Now, since you are reading this I am assuming you are at least geeky enough to be familiar with Kerberos authentication. If not here are some links to give you a quick primer:
Below is a screenshot of the Service in its disabled state. I used the HiSecDc template which does NOT have this service disabled but I set this to disabled here to show how it might have been done in a custom template.
Now, what could have been done to possibly prevent this from happening? And yes, I can already hear folks blurting out, “Don’t let junior admins loose with security templates!”
But, that can’t be the answer because we all need to learn somewhere and sometime otherwise there would never be any Senior Admins. No, in this case I have to reiterate my call for the use of a separate test environment. As painful and expensive as many people think those are, just imagine how painful this incident was for the affected users; how do you measure the cost of all lost productivity from this?
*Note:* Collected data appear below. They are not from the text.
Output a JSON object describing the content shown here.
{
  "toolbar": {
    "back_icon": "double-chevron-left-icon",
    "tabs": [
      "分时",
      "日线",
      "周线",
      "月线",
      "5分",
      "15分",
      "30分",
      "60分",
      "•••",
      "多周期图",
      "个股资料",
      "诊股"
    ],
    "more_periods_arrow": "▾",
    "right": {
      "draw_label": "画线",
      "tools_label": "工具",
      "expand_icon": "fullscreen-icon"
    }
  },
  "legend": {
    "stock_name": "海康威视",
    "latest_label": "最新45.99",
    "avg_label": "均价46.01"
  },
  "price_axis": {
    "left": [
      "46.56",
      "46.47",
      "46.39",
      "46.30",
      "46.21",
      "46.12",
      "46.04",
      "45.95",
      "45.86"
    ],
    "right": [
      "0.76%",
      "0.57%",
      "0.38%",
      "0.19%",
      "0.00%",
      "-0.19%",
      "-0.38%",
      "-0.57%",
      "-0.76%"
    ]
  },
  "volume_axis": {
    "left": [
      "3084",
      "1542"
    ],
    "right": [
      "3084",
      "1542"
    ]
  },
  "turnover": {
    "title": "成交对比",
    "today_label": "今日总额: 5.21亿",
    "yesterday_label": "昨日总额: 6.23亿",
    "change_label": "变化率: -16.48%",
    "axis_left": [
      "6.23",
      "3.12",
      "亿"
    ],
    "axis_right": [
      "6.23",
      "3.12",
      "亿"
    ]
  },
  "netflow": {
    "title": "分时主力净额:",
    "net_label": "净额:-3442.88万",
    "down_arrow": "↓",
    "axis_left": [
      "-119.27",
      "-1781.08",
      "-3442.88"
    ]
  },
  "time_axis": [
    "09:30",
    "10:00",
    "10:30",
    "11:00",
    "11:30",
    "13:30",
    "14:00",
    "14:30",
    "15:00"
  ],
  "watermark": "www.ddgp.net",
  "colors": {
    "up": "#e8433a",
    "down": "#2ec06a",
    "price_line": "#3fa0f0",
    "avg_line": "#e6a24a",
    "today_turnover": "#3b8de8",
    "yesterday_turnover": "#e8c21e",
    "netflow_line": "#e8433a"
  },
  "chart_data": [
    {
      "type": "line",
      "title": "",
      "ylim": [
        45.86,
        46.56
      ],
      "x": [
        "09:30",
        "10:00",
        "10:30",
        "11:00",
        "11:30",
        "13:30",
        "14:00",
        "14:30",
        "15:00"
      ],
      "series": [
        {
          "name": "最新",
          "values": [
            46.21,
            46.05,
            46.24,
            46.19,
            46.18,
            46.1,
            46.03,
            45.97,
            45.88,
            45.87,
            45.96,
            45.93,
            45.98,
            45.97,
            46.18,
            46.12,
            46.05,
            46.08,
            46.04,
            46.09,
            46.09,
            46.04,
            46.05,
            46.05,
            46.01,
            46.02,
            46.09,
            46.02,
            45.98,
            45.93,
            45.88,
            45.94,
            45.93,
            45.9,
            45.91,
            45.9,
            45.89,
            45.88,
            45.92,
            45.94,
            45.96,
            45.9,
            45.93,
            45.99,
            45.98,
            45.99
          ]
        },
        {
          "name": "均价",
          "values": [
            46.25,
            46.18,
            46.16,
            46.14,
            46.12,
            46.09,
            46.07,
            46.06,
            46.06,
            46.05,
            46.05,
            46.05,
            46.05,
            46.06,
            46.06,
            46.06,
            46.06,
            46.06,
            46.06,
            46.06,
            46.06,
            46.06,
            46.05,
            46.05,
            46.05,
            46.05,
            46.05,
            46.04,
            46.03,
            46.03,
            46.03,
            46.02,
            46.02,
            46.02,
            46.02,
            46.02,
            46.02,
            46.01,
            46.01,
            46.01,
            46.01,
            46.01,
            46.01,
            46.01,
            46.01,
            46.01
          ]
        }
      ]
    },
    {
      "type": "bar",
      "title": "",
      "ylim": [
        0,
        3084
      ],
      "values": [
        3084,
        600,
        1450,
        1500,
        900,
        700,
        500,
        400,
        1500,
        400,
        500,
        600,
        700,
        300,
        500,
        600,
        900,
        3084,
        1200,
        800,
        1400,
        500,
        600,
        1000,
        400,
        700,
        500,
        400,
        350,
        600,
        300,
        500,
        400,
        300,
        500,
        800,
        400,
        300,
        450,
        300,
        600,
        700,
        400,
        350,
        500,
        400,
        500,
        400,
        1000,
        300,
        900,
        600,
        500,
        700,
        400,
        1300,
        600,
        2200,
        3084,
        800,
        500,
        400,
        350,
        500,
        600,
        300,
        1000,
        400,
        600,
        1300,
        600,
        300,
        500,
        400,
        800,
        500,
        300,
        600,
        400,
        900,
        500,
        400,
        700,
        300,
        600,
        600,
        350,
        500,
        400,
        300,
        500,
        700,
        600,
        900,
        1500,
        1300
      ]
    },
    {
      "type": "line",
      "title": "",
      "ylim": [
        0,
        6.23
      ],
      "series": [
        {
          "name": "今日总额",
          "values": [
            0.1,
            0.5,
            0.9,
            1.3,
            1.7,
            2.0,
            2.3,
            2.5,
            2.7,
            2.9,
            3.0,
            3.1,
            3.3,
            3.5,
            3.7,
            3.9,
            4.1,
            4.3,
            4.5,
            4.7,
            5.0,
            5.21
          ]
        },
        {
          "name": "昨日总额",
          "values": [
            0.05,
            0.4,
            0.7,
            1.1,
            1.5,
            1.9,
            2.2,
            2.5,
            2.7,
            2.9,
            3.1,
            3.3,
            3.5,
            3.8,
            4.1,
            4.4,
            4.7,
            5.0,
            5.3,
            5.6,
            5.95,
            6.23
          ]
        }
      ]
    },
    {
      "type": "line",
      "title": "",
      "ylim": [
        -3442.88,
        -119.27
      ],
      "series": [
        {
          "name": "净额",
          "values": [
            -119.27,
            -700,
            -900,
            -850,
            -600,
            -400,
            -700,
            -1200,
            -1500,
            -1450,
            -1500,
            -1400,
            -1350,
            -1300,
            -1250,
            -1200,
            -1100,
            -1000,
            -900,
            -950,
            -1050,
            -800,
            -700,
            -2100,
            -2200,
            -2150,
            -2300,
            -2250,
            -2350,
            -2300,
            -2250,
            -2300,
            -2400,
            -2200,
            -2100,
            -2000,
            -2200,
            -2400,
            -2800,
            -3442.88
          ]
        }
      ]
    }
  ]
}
In reality, a beefy server with LOTS of RAM can handle several virtual servers to host test environments for most situations. This situation could have at least been prevented by testing on a virtual DC and few virtual member servers and clients.
Another thing I want to suggest isn’t in the prevention category but can help with recovery in situations like this. Get some of the common tools to monitor your environment and get familiar with what NORMAL looks like. If you don’t know what is normal in your environment, how do you expect to spot what is BROKEN right away? The reason I bring this up is due to the lack of data that we had to troubleshoot this case. Had we been given a network trace we would have seen tons of Kerberos errors and that would have been a huge clue to resolving the issue faster. Had someone there been able to look at the traces we asked for and see that there were lots of Kerberos errors that were not NORMALLY there, the pain would have stopped far sooner than it did.
- Test environments are not only cool, they can help you keep a job. Use the argument that it is cheaper to buy a server to run Hyper-V than it is to recover the lost business from your next network outage.
- Get to know what Normal looks like in your environment with tools like NetMon, etc.
- Other tips from my previous blog also apply: Have someone else look at what you just configured just before you hit apply, if you have any doubt. Also, as painful as change controls can be they help stop things like this.
So ends another cautionary tale. And remember: Don’t be THAT guy.